TCS shares have garnered varied reactions from leading brokerages following the company’s Q3FY25 performance. While some are optimistic about its growth trajectory, others remain cautious due to near-term headwinds. Here’s what the brokerages have to say:

Brokerage Ratings and Target Prices for TCS share:

Brokerage Rating Target Price (₹) Key Takeaways
Nomura Neutral 4,020 Modest revenue miss, discretionary demand recovery signs, uncertain BSNL revenue backfill for FY26.
CLSA Outperform 4,546 Attractive valuation, improving demand commentary, strong order book, AI as growth driver.
Jefferies Buy 4,760 Positive discretionary spend signals, BFSI recovery in North America, ramp-down of BSNL deal aiding margins.
HSBC Hold 4,540 Cautious on FY26 estimates, positive deal wins, early discretionary spend recovery.
Nuvama Buy 5,200 Positive BFSI and retail recovery outlook, optimistic margin target of 26-28%.

 

Nomura on TCS share

Nomura has maintained a Neutral rating on TCS, with a target price of ₹4,020 (revised from ₹4,050). The brokerage highlighted a modest revenue miss versus consensus expectations. However, it noted signs of improving discretionary demand recovery in CY25 and a better decision-making cycle. That said, uncertainty around the backfill of BSNL revenues in FY26 and the outlook for margins poses challenges. Nomura expects margin improvement in FY26.

CLSA on TCS share

CLSA upgraded its rating on TCS to Outperform and raised its target price to ₹4,546. The brokerage sees multiple growth vectors for the IT giant and considers its valuation attractive on a relative basis compared to its 5-year average. While the Q3FY25 performance was lackluster, CLSA observed material improvement in demand commentary and a sharp pick-up in the order book. AI was also highlighted as a key growth driver moving forward.

Jefferies on TCS share

Jefferies has reiterated its Buy rating on TCS, setting a target price of ₹4,760. The brokerage is encouraged by management’s comments on early signs of discretionary demand recovery, particularly in the BFSI sector in North America. It also believes the ramp-down of the BSNL deal could open avenues for margin improvement. Jefferies estimates a 9% EPS CAGR for FY25-27 and finds the current valuation of 27x PE attractive.

HSBC on TCS share

HSBC has maintained its Hold rating with a target price of ₹4,540. The brokerage acknowledged that Q3FY25 was unremarkable, though it noted TCS’s optimism for CY25 due to significant deal wins and signs of discretionary spend recovery. However, HSBC remains cautious, pointing to downside risks to FY26 estimates due to the weakening demand in Europe and the conclusion of the BSNL deal, which supported growth in FY25.

Nuvama on TCS share

Nuvama retained its Buy rating on TCS, raising the target price to ₹5,200 from ₹5,100. It highlighted revenue in line with expectations and decent margin expansion. The management’s positive outlook on BFSI and retail recovery over the next few quarters was seen as a key takeaway. Nuvama noted that TCS maintains a medium-term margin target of 26-28%, with the most optimistic commentary seen in the past two years.
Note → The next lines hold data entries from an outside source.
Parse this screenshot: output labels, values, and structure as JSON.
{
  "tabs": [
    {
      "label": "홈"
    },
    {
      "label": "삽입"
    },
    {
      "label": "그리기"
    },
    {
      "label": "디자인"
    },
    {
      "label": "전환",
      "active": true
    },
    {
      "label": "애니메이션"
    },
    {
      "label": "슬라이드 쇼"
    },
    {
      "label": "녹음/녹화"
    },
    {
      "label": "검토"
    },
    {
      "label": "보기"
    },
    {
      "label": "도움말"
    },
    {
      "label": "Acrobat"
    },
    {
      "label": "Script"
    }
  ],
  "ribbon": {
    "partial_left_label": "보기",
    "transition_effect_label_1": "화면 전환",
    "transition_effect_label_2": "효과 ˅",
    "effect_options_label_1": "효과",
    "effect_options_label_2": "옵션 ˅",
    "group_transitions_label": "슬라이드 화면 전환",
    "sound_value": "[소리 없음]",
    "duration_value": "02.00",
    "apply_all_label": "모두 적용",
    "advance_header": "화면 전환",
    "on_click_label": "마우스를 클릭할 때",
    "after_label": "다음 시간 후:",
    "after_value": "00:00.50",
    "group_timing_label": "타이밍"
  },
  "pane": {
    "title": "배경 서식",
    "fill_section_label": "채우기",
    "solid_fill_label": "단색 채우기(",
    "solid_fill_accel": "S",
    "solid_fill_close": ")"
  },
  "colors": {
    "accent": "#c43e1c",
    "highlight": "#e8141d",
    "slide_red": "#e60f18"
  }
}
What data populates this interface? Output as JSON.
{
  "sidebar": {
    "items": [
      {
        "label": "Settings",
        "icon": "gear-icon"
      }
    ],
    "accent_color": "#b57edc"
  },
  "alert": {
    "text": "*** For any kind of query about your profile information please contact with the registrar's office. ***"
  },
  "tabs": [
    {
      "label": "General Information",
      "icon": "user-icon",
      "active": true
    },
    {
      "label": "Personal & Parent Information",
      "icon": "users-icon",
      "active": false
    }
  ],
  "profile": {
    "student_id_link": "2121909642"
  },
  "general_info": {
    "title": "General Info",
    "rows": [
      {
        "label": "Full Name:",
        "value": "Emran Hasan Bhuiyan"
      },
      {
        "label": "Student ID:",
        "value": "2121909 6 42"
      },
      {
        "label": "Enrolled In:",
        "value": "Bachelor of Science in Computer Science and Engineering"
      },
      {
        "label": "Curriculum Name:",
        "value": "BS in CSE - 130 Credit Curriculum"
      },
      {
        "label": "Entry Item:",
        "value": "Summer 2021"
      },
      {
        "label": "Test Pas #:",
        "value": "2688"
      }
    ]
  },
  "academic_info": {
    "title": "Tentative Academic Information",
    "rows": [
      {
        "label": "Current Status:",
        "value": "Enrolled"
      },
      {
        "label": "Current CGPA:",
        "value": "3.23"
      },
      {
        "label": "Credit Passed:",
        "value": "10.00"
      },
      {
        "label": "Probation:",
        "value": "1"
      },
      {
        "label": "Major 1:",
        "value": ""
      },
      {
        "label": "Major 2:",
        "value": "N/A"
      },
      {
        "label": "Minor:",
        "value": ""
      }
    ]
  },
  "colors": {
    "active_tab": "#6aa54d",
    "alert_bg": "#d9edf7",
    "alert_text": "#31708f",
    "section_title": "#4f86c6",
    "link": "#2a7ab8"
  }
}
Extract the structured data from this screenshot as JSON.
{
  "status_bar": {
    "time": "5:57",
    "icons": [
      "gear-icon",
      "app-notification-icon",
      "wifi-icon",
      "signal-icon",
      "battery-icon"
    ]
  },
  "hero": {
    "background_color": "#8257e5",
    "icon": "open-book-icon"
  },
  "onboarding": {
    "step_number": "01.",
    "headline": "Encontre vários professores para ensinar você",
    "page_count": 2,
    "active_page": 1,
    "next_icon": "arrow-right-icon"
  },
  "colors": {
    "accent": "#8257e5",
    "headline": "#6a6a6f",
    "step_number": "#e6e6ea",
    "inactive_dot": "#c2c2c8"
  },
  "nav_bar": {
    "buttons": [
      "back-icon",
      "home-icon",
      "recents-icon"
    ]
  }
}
Brokerages are split on their outlook for TCS shares. While Jefferies and Nuvama remain bullish, expecting a recovery in discretionary demand and margin expansion, Nomura and HSBC are more cautious, citing near-term challenges and hazy growth visibility. CLSA, on the other hand, sees valuation attractiveness and strong growth potential, upgrading TCS to Outperform.

Investors may need to weigh these perspectives carefully as TCS navigates through recovery signals and market uncertainties.